Mershin und sein Team haben den miniaturisierten Detektor kontinuierlich weiterentwickelt und das System verkleinert. Im Sensor befinden sich Geruchsrezeptoren von Säugetieren als Sensoren, der Daten in einem typischen Smartphone in Echtzeit verarbeitet werden können. Schon bald könnten laut Mershin in jedem Mobiltelefon derartige Geruchssensoren genauso selbstverständlich integriert werden, wie heute Kameras. Sie könnten dann sehr frühzeitig Hinweise auf Krankheiten erkennen – und ganz nebenbei auch als Rauchwarner dienen und auf Gaslecks hinweisen.
 
In einem der kürzlich erfolgten Tests untersuchte das Team 50 Urinproben, die von Prostatepatienten stammten. Es waren aber auch Proben von gesunden Personen darunter. Nun traten speziell trainierte Medical Detection Dogs aus Großbritannien gegen die miniaturisierten Detektionssysteme vom MIT an. Die Kombination aus Sensoren und KI erreichte bei der Erkennung der Krankheit dieselben Erfolgsraten wie die Hunde.

KI bringt den Durchbruch zur Indentifizierung von Krankheiten

Derzeit ist das System laut Mershin um den Faktor 200 sensitiver als eine Hundenase, wenn es darum geht, bestimmte Moleküle zu erkennen, wie in Tests ermittelt wurde. »Allerdings ist das System um 100 Prozent schlechter, wenn es darum geht, aus den Molekülkonzentrationen auf die Krankheiten zu schließen.«

Deshalb ist die KI so wichtig. Über Maschine Learning sollen die Muster erkannt werden, die den Menschen bei der chemischen Analyse bisher entgangen sind. »Hunde wissen nichts von Chemie, sie sehen keine Liste von Molekülen in ihrem Kopf auftauchen. Auch wenn Sie einen Kaffee riechen, sehen Sie keine Liste von Molekülen und Konzentrationen. Aus den Sinneswahrnehmungen taucht einfach ein integriertes Empfinden auf. Diese Empfindung auf Basis des Geruchs können die Hunde „durchsuchen“«, sagt Mershin.

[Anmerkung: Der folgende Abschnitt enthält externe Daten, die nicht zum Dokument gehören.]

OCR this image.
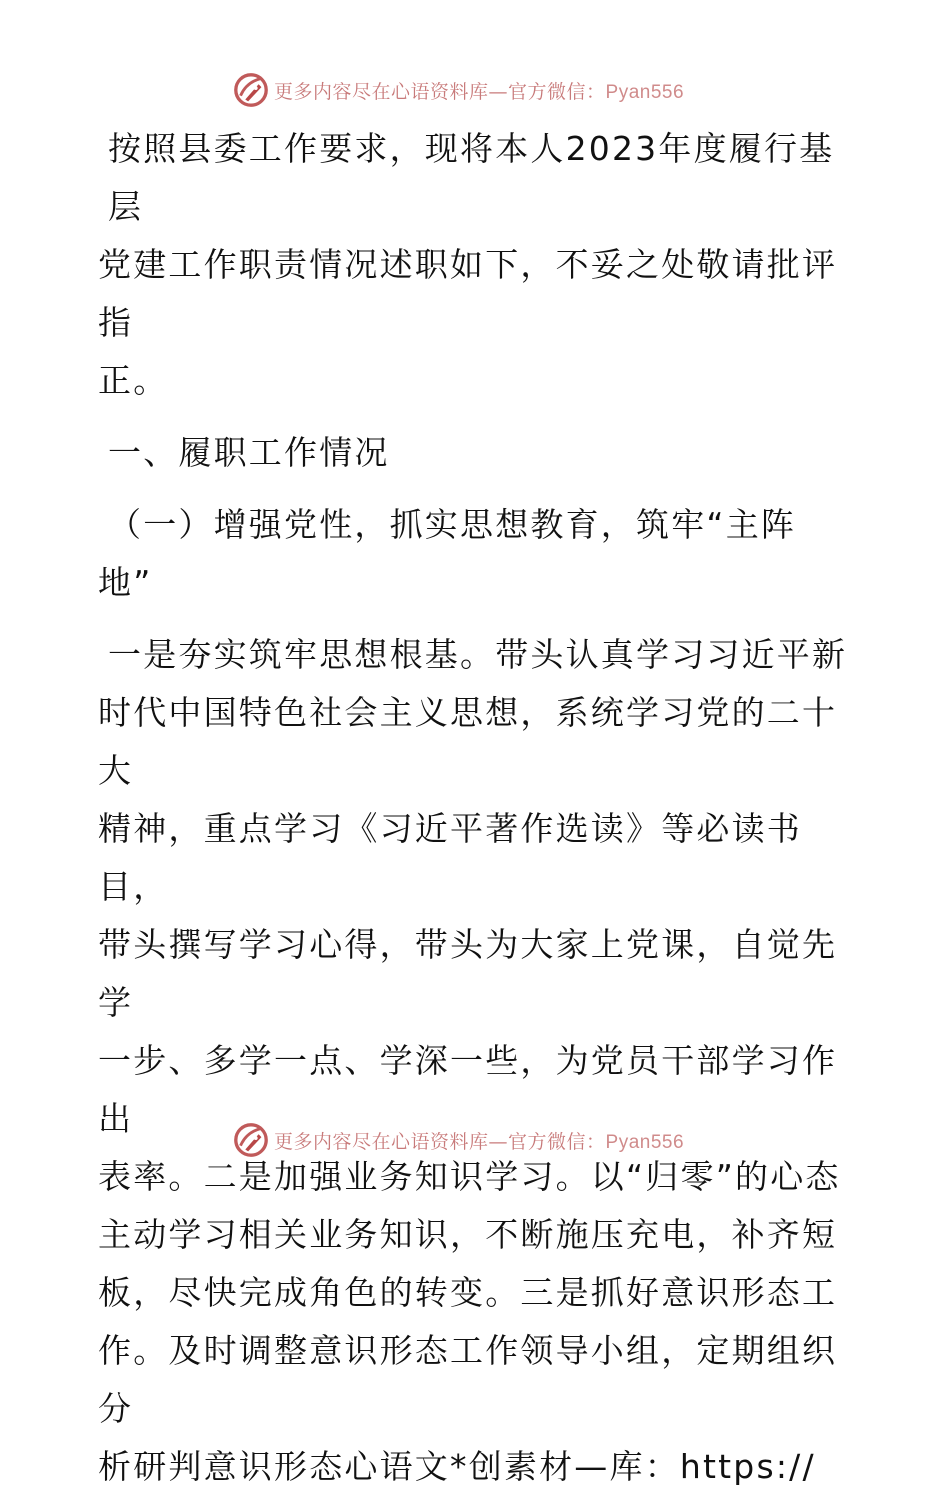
更多内容尽在心语资料库—官方微信：Pyan556

按照县委工作要求，现将本人2023年度履行基层

党建工作职责情况述职如下，不妥之处敬请批评指

正。

一、履职工作情况

（一）增强党性，抓实思想教育，筑牢“主阵

地”

一是夯实筑牢思想根基。带头认真学习习近平新

时代中国特色社会主义思想，系统学习党的二十大

精神，重点学习《习近平著作选读》等必读书目，

带头撰写学习心得，带头为大家上党课，自觉先学

一步、多学一点、学深一些，为党员干部学习作出

表率。二是加强业务知识学习。以“归零”的心态

主动学习相关业务知识，不断施压充电，补齐短

板，尽快完成角色的转变。三是抓好意识形态工

作。及时调整意识形态工作领导小组，定期组织分

析研判意识形态心语文*创素材—库：https://

更多内容尽在心语资料库—官方微信：Pyan556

Die Sensoren an sich, die künstlichen Nasen, seien inzwischen besser als ihre biologischen Vorbilder. Was bisher aber noch nicht gelungen sei: Eine KI so zu trainieren, dass sie die Wahrnehmung des Hundes insgesamt simuliert. »Jetzt haben wir gezeigt, dass dies möglich ist«, freut sich Mershin. »Was Hunde tun, können wir bis zu einem gewissen Grad replizieren.«

Der nächste Schritt besteht nun darin, die Voraussetzungen zu schaffen, um den Detektor für den Gebrauch in Krankenhäusern weiter zu entwickeln. Mershin hofft, Tests mit viel mehr Personen als bisher durchführen zu können, etwa 5.000 Proben analysieren zu können. Das kommt allerdings nicht billig. Allein klinisch getestete und zertifizierte Urinproben schlagen mit 1.000 Dollar pro Einheit zu Buche.

Die Resultate der Wissenschaftler werden in PLOS One veröffentlicht. Die Autoren sind Clare Guest von Medical Detection Dogs in Großbritannien, Andreas Mershin vom MIT und 18 weitere Mitarbeiter der Johns Hopkins University, der Prostate Cancer Foundation sowie weiterer Universitäten und Organisationen.